O preço do petróleo encerrou o pregão desta quinta-feira em alta, com o Brent se afastando das máximas intradiárias, após chegar ao pico de US$ 119 por barril. O movimento reflete os desdobramentos do conflito no Oriente Médio, marcado por ataques do Irã a importantes infraestruturas energéticas em países vizinhos. Em resposta, aliados dos Estados Unidos anunciaram medidas para garantir a passagem segura pelo Estreito de Ormuz e reforçar o apoio ao mercado de energia.
Na New York Mercantile Exchange (Nymex), o petróleo WTI para maio registrou avanço de 0,09% (US$ 0,09), fechando a US$ 95,55 o barril. Já o Brent para maio subiu 1,18% (US$ 1,27), encerrando a sessão a US$ 108,65 o barril na Intercontinental Exchange de Londres (ICE).
Durante as máximas do dia, tanto o WTI quanto o Brent atingiram os maiores patamares em dez dias, cotados a US$ 100,48 e US$ 119,13, respectivamente.
Os ataques do Irã a instalações energéticas em todo o Oriente Médio ocorreram em resposta a uma ofensiva contra seu campo de gás em South Pars. O episódio mais recente envolveu o bombardeio de uma refinaria em Israel. Países aliados dos EUA condenaram as ações iranianas e solicitaram a reabertura total do Estreito de Ormuz, comprometendo-se com medidas para estabilizar o mercado de energia, incluindo o aumento da produção de petróleo.
O secretário do Tesouro dos EUA, Scott Bessent, afirmou que o governo americano poderá realizar uma nova liberação das reservas estratégicas de petróleo para evitar uma escalada ainda maior nos preços da energia.
De acordo com a Reuters, o desconto entre os contratos futuros do WTI em relação ao Brent atingiu, na quarta-feira, o maior nível em 11 anos.
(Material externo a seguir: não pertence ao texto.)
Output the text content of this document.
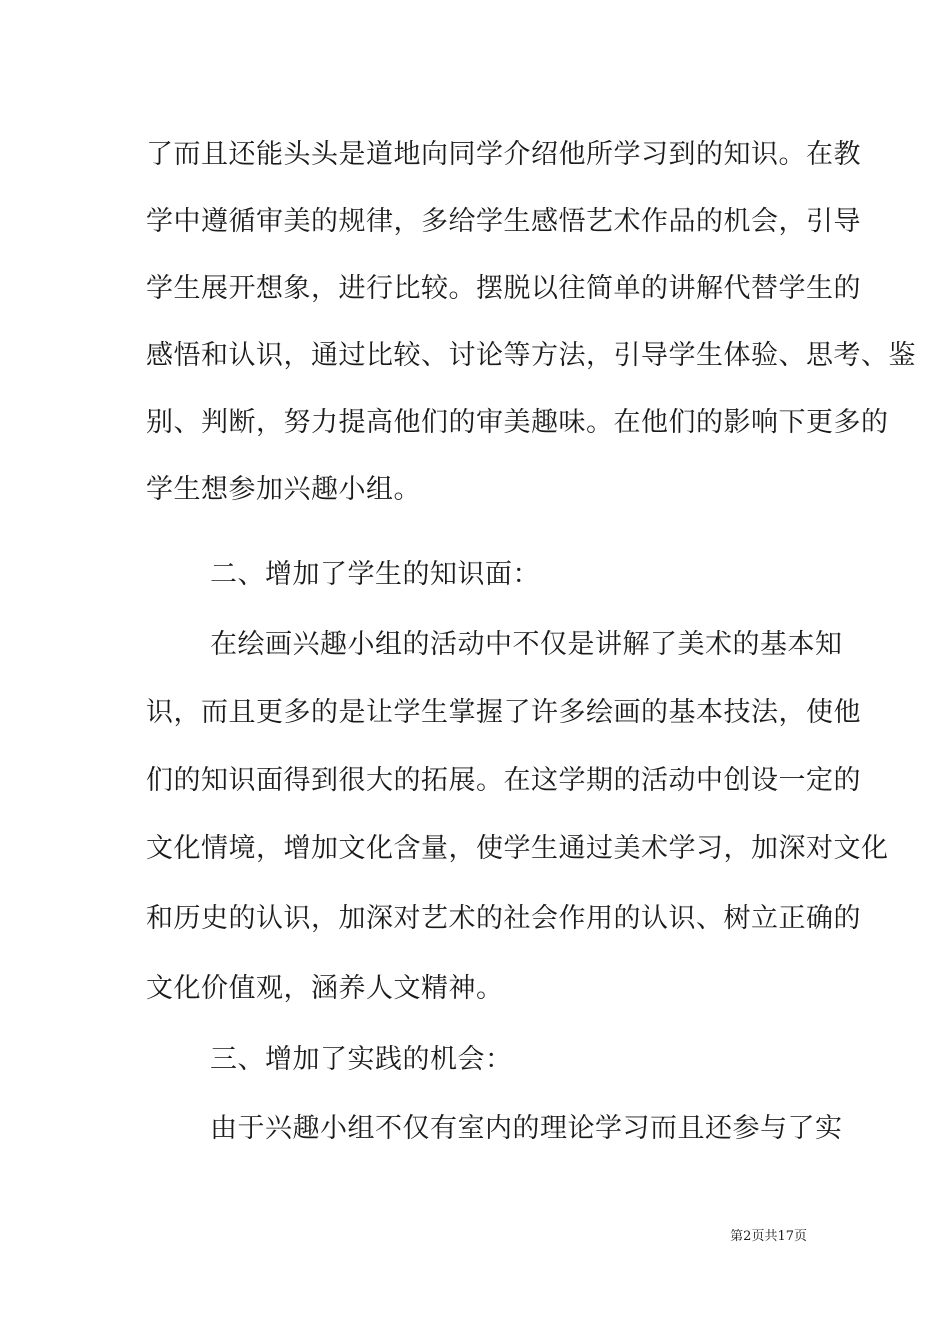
了而且还能头头是道地向同学介绍他所学习到的知识。在教
学中遵循审美的规律，多给学生感悟艺术作品的机会，引导
学生展开想象，进行比较。摆脱以往简单的讲解代替学生的
感悟和认识，通过比较、讨论等方法，引导学生体验、思考、鉴
别、判断，努力提高他们的审美趣味。在他们的影响下更多的
学生想参加兴趣小组。
二、增加了学生的知识面：
在绘画兴趣小组的活动中不仅是讲解了美术的基本知
识，而且更多的是让学生掌握了许多绘画的基本技法，使他
们的知识面得到很大的拓展。在这学期的活动中创设一定的
文化情境，增加文化含量，使学生通过美术学习，加深对文化
和历史的认识，加深对艺术的社会作用的认识、树立正确的
文化价值观，涵养人文精神。
三、增加了实践的机会：
由于兴趣小组不仅有室内的理论学习而且还参与了实
第2页共17页
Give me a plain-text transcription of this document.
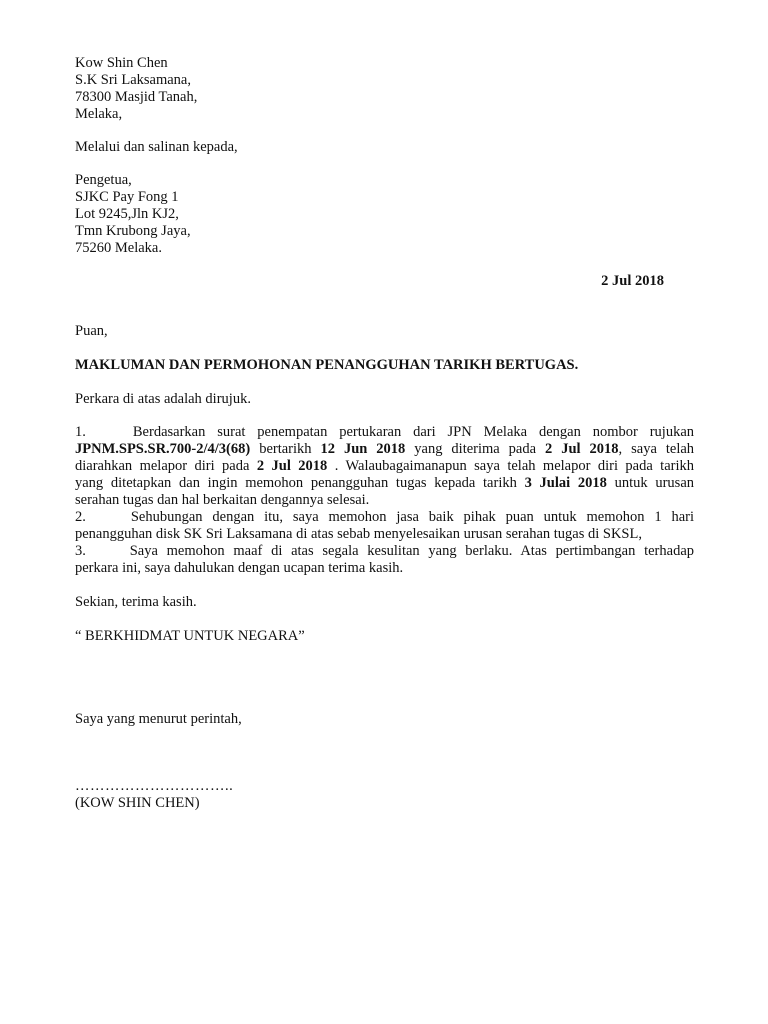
Kow Shin Chen
S.K Sri Laksamana,
78300 Masjid Tanah,
Melaka,
Melalui dan salinan kepada,
Pengetua,
SJKC Pay Fong 1
Lot 9245,Jln KJ2,
Tmn Krubong Jaya,
75260 Melaka.
2 Jul 2018
Puan,
MAKLUMAN DAN PERMOHONAN PENANGGUHAN TARIKH BERTUGAS.
Perkara di atas adalah dirujuk.
1.	Berdasarkan surat penempatan pertukaran dari JPN Melaka dengan nombor rujukan
JPNM.SPS.SR.700-2/4/3(68) bertarikh 12 Jun 2018 yang diterima pada 2 Jul 2018, saya telah
diarahkan melapor diri pada 2 Jul 2018 . Walaubagaimanapun saya telah melapor diri pada tarikh
yang ditetapkan dan ingin memohon penangguhan tugas kepada tarikh 3 Julai 2018 untuk urusan
serahan tugas dan hal berkaitan dengannya selesai.
2.	Sehubungan dengan itu, saya memohon jasa baik pihak puan untuk memohon 1 hari
penangguhan disk SK Sri Laksamana di atas sebab menyelesaikan urusan serahan tugas di SKSL,
3.	Saya memohon maaf di atas segala kesulitan yang berlaku. Atas pertimbangan terhadap
perkara ini, saya dahulukan dengan ucapan terima kasih.
Sekian, terima kasih.
“ BERKHIDMAT UNTUK NEGARA”
Saya yang menurut perintah,
…………………………..
(KOW SHIN CHEN)
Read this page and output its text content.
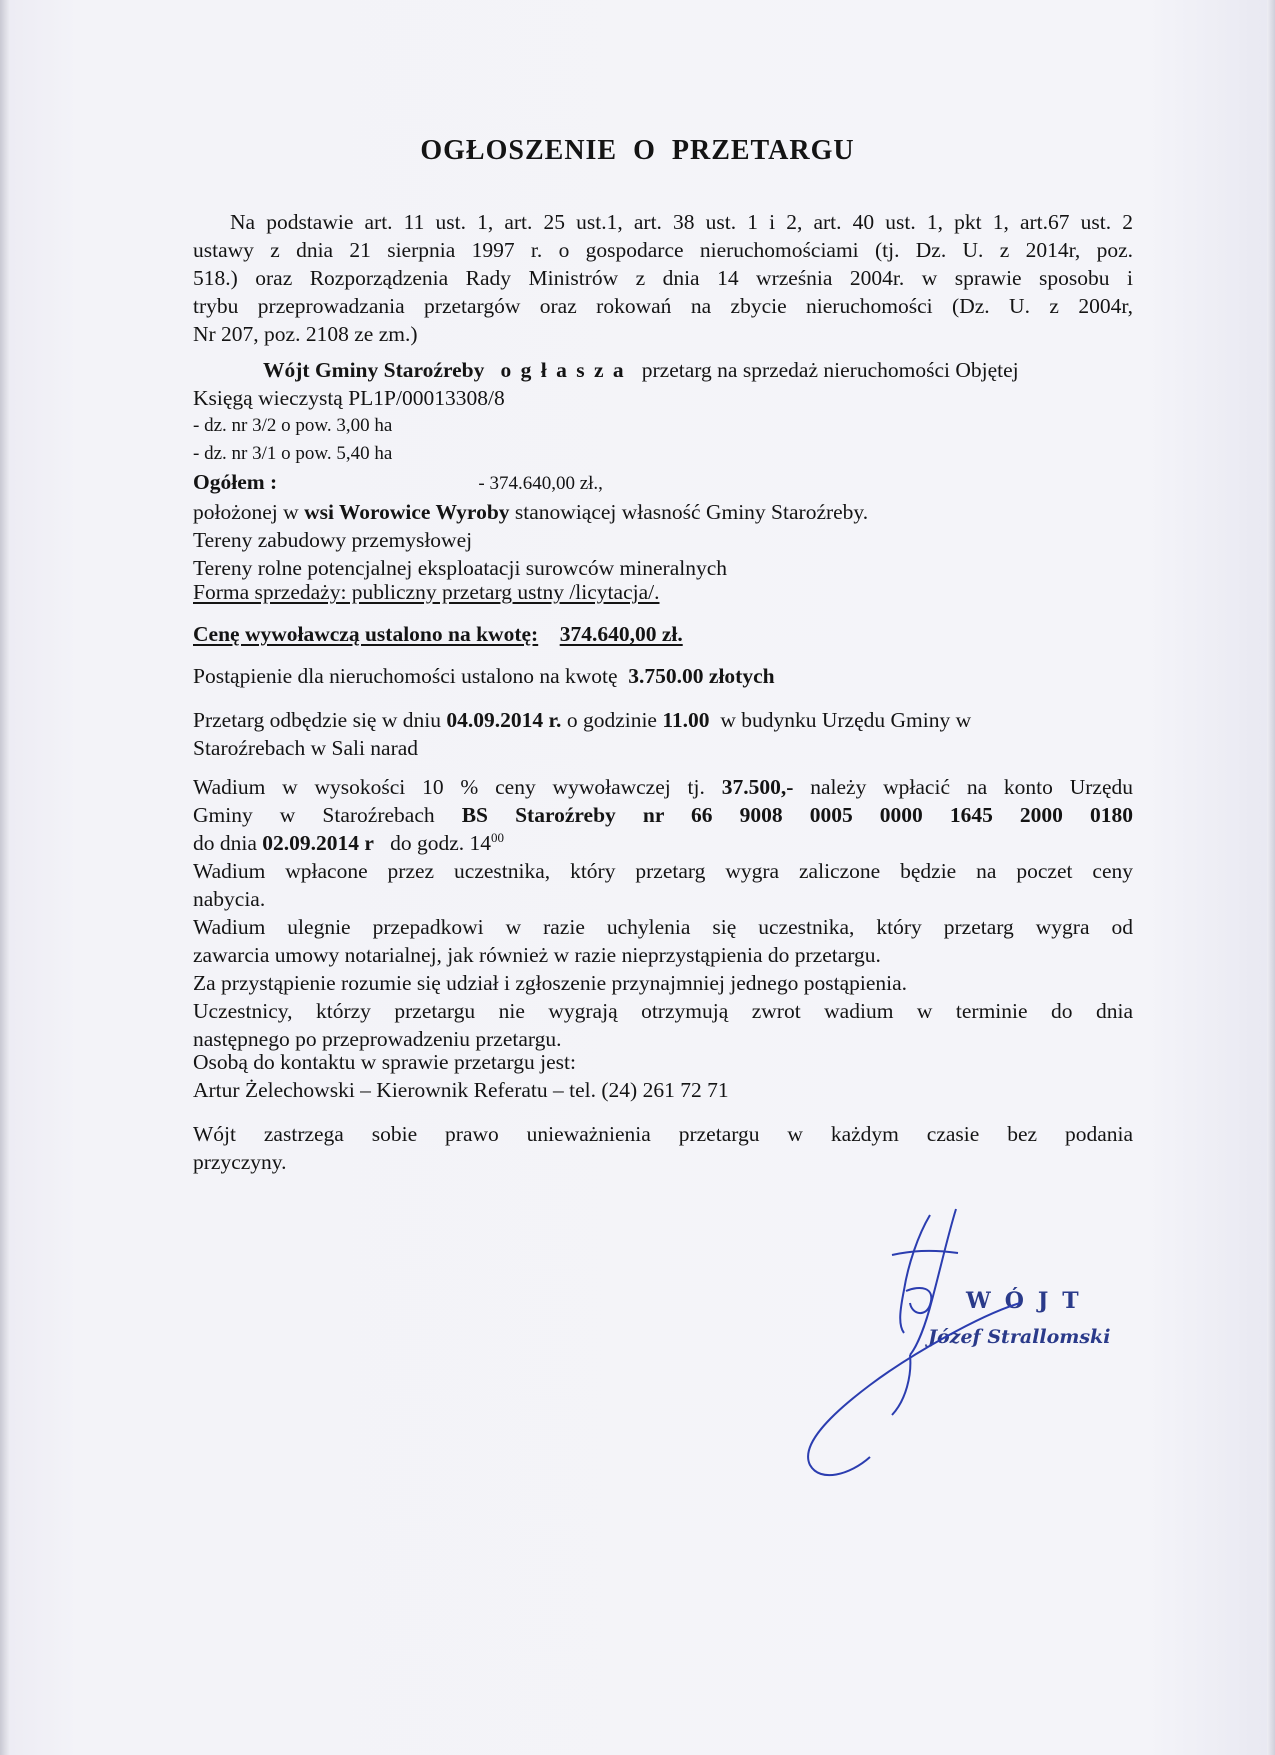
OGŁOSZENIE O PRZETARGU
Na podstawie art. 11 ust. 1, art. 25 ust.1, art. 38 ust. 1 i 2, art. 40 ust. 1, pkt 1, art.67 ust. 2
ustawy z dnia 21 sierpnia 1997 r. o gospodarce nieruchomościami (tj. Dz. U. z 2014r, poz.
518.) oraz Rozporządzenia Rady Ministrów z dnia 14 września 2004r. w sprawie sposobu i
trybu przeprowadzania przetargów oraz rokowań na zbycie nieruchomości (Dz. U. z 2004r,
Nr 207, poz. 2108 ze zm.)
Wójt Gminy Staroźreby o g ł a s z a przetarg na sprzedaż nieruchomości Objętej
Księgą wieczystą PL1P/00013308/8
- dz. nr 3/2 o pow. 3,00 ha
- dz. nr 3/1 o pow. 5,40 ha
Ogółem :	- 374.640,00 zł.,
położonej w wsi Worowice Wyroby stanowiącej własność Gminy Staroźreby.
Tereny zabudowy przemysłowej
Tereny rolne potencjalnej eksploatacji surowców mineralnych
Forma sprzedaży: publiczny przetarg ustny /licytacja/.
Cenę wywoławczą ustalono na kwotę: 374.640,00 zł.
Postąpienie dla nieruchomości ustalono na kwotę 3.750.00 złotych
Przetarg odbędzie się w dniu 04.09.2014 r. o godzinie 11.00 w budynku Urzędu Gminy w
Staroźrebach w Sali narad
Wadium w wysokości 10 % ceny wywoławczej tj. 37.500,- należy wpłacić na konto Urzędu
Gminy w Staroźrebach BS Staroźreby nr 66 9008 0005 0000 1645 2000 0180
do dnia 02.09.2014 r do godz. $14^{00}$
Wadium wpłacone przez uczestnika, który przetarg wygra zaliczone będzie na poczet ceny
nabycia.
Wadium ulegnie przepadkowi w razie uchylenia się uczestnika, który przetarg wygra od
zawarcia umowy notarialnej, jak również w razie nieprzystąpienia do przetargu.
Za przystąpienie rozumie się udział i zgłoszenie przynajmniej jednego postąpienia.
Uczestnicy, którzy przetargu nie wygrają otrzymują zwrot wadium w terminie do dnia
następnego po przeprowadzeniu przetargu.
Osobą do kontaktu w sprawie przetargu jest:
Artur Żelechowski – Kierownik Referatu – tel. (24) 261 72 71
Wójt zastrzega sobie prawo unieważnienia przetargu w każdym czasie bez podania
przyczyny.
WÓJT
Józef Strallomski
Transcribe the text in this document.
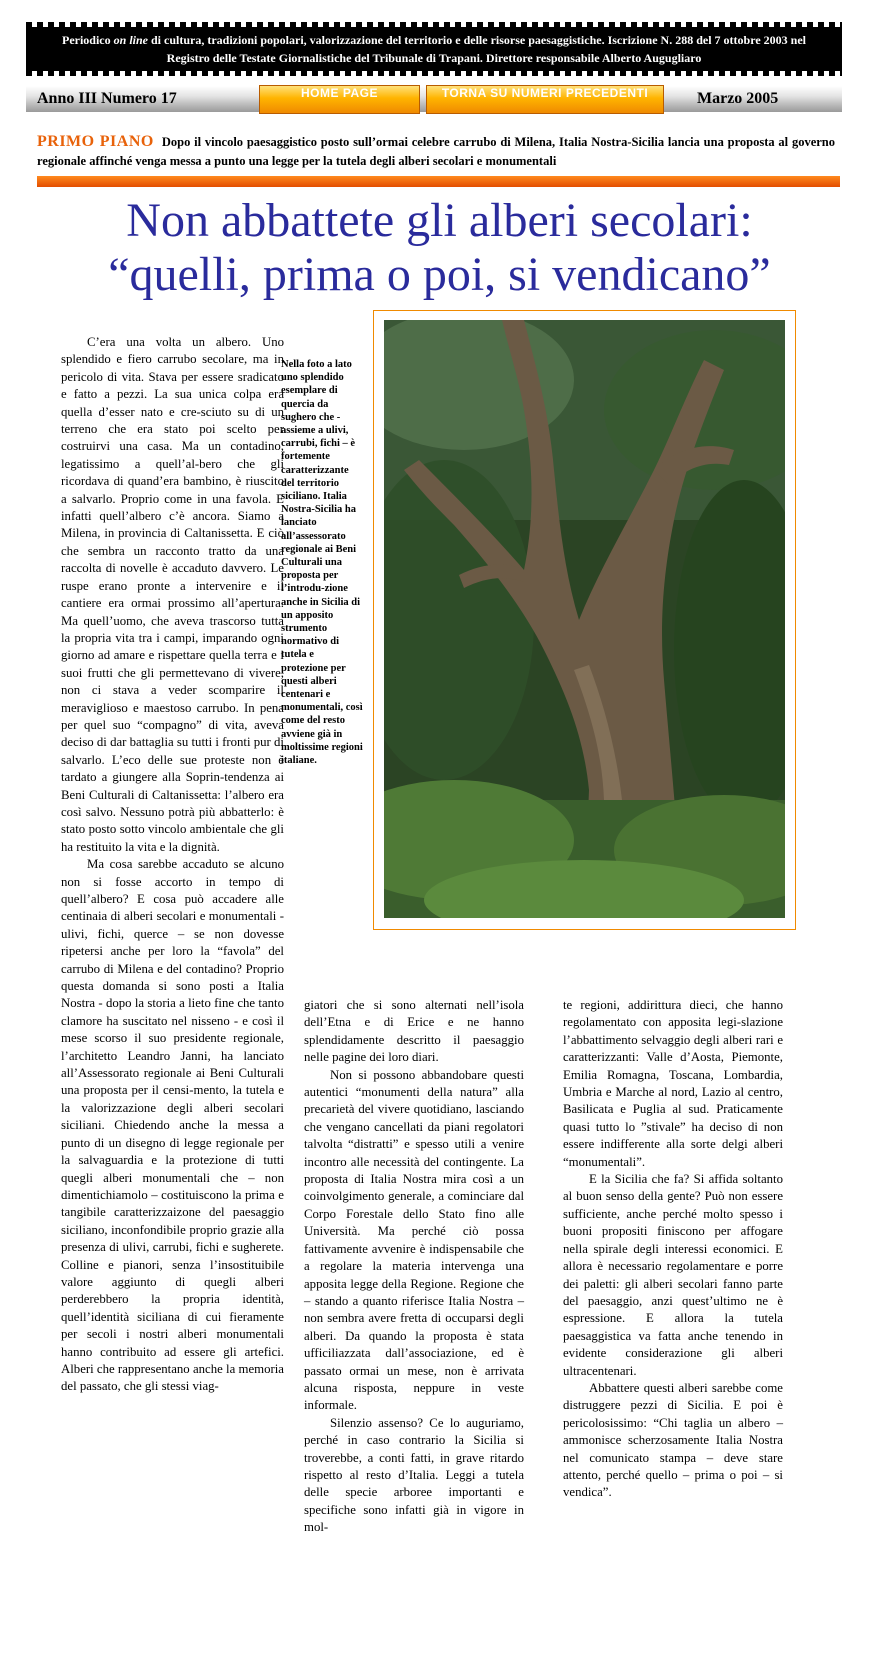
Periodico on line di cultura, tradizioni popolari, valorizzazione del territorio e delle risorse paesaggistiche. Iscrizione N. 288 del 7 ottobre 2003 nel Registro delle Testate Giornalistiche del Tribunale di Trapani. Direttore responsabile Alberto Augugliaro
Anno III Numero 17	HOME PAGE	TORNA SU NUMERI PRECEDENTI	Marzo 2005
PRIMO PIANO Dopo il vincolo paesaggistico posto sull’ormai celebre carrubo di Milena, Italia Nostra-Sicilia lancia una proposta al governo regionale affinché venga messa a punto una legge per la tutela degli alberi secolari e monumentali
Non abbattete gli alberi secolari:
“quelli, prima o poi, si vendicano”

C’era una volta un albero. Uno splendido e fiero carrubo secolare, ma in pericolo di vita. Stava per essere sradicato e fatto a pezzi. La sua unica colpa era quella d’esser nato e cre-sciuto su di un terreno che era stato poi scelto per costruirvi una casa. Ma un contadino, legatissimo a quell’al-bero che gli ricordava di quand’era bambino, è riuscito a salvarlo. Proprio come in una favola. E infatti quell’albero c’è ancora. Siamo a Milena, in provincia di Caltanissetta. E ciò che sembra un racconto tratto da una raccolta di novelle è accaduto davvero. Le ruspe erano pronte a intervenire e il cantiere era ormai prossimo all’apertura. Ma quell’uomo, che aveva trascorso tutta la propria vita tra i campi, imparando ogni giorno ad amare e rispettare quella terra e i suoi frutti che gli permettevano di vivere, non ci stava a veder scomparire il meraviglioso e maestoso carrubo. In pena per quel suo “compagno” di vita, aveva deciso di dar battaglia su tutti i fronti pur di salvarlo. L’eco delle sue proteste non è tardato a giungere alla Soprin-tendenza ai Beni Culturali di Caltanissetta: l’albero era così salvo. Nessuno potrà più abbatterlo: è stato posto sotto vincolo ambientale che gli ha restituito la vita e la dignità.

Ma cosa sarebbe accaduto se alcuno non si fosse accorto in tempo di quell’albero? E cosa può accadere alle centinaia di alberi secolari e monumentali - ulivi, fichi, querce – se non dovesse ripetersi anche per loro la “favola” del carrubo di Milena e del contadino? Proprio questa domanda si sono posti a Italia Nostra - dopo la storia a lieto fine che tanto clamore ha suscitato nel nisseno - e così il mese scorso il suo presidente regionale, l’architetto Leandro Janni, ha lanciato all’Assessorato regionale ai Beni Culturali una proposta per il censi-mento, la tutela e la valorizzazione degli alberi secolari siciliani. Chiedendo anche la messa a punto di un disegno di legge regionale per la salvaguardia e la protezione di tutti quegli alberi monumentali che – non dimentichiamolo – costituiscono la prima e tangibile caratterizzaizone del paesaggio siciliano, inconfondibile proprio grazie alla presenza di ulivi, carrubi, fichi e sugherete. Colline e pianori, senza l’insostituibile valore aggiunto di quegli alberi perderebbero la propria identità, quell’identità siciliana di cui fieramente per secoli i nostri alberi monumentali hanno contribuito ad essere gli artefici. Alberi che rappresentano anche la memoria del passato, che gli stessi viag-

Nella foto a lato uno splendido esemplare di quercia da sughero che - assieme a ulivi, carrubi, fichi – è fortemente caratterizzante del territorio siciliano. Italia Nostra-Sicilia ha lanciato all’assessorato regionale ai Beni Culturali una proposta per l’introdu-zione anche in Sicilia di un apposito strumento normativo di tutela e protezione per questi alberi centenari e monumentali, così come del resto avviene già in moltissime regioni italiane.

giatori che si sono alternati nell’isola dell’Etna e di Erice e ne hanno splendidamente descritto il paesaggio nelle pagine dei loro diari.

Non si possono abbandobare questi autentici “monumenti della natura” alla precarietà del vivere quotidiano, lasciando che vengano cancellati da piani regolatori talvolta “distratti” e spesso utili a venire incontro alle necessità del contingente. La proposta di Italia Nostra mira così a un coinvolgimento generale, a cominciare dal Corpo Forestale dello Stato fino alle Università. Ma perché ciò possa fattivamente avvenire è indispensabile che a regolare la materia intervenga una apposita legge della Regione. Regione che – stando a quanto riferisce Italia Nostra – non sembra avere fretta di occuparsi degli alberi. Da quando la proposta è stata ufficiliazzata dall’associazione, ed è passato ormai un mese, non è arrivata alcuna risposta, neppure in veste informale.

Silenzio assenso? Ce lo auguriamo, perché in caso contrario la Sicilia si troverebbe, a conti fatti, in grave ritardo rispetto al resto d’Italia. Leggi a tutela delle specie arboree importanti e specifiche sono infatti già in vigore in mol-

te regioni, addirittura dieci, che hanno regolamentato con apposita legi-slazione l’abbattimento selvaggio degli alberi rari e caratterizzanti: Valle d’Aosta, Piemonte, Emilia Romagna, Toscana, Lombardia, Umbria e Marche al nord, Lazio al centro, Basilicata e Puglia al sud. Praticamente quasi tutto lo ”stivale” ha deciso di non essere indifferente alla sorte delgi alberi “monumentali”.

E la Sicilia che fa? Si affida soltanto al buon senso della gente? Può non essere sufficiente, anche perché molto spesso i buoni propositi finiscono per affogare nella spirale degli interessi economici. E allora è necessario regolamentare e porre dei paletti: gli alberi secolari fanno parte del paesaggio, anzi quest’ultimo ne è espressione. E allora la tutela paesaggistica va fatta anche tenendo in evidente considerazione gli alberi ultracentenari.

Abbattere questi alberi sarebbe come distruggere pezzi di Sicilia. E poi è pericolosissimo: “Chi taglia un albero – ammonisce scherzosamente Italia Nostra nel comunicato stampa – deve stare attento, perché quello – prima o poi – si vendica”.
Segundo o Goldman Sachs, essa diferença reflete a possibilidade de restrições às exportações dos EUA, hipótese negada pelo secretário de Energia, Chris Wright, nesta quinta-feira.
Para Phil Flynn, analista do Price Futures Group, a pressão sobre o Brent é maior por ser o principal benchmark global, fortemente atrelado ao petróleo do Oriente Médio. "Isso ameaça diretamente as exportações e adiciona ao Brent um prêmio de risco geopolítico elevado. O WTI, por sua vez, é mais protegido por ser um ativo baseado em terra, voltado ao mercado americano", explica.
No cenário paralelo, a Arábia Saudita conseguiu ampliar suas exportações de petróleo, apesar das interrupções causadas pelo conflito, redirecionando os envios pelo Mar Vermelho.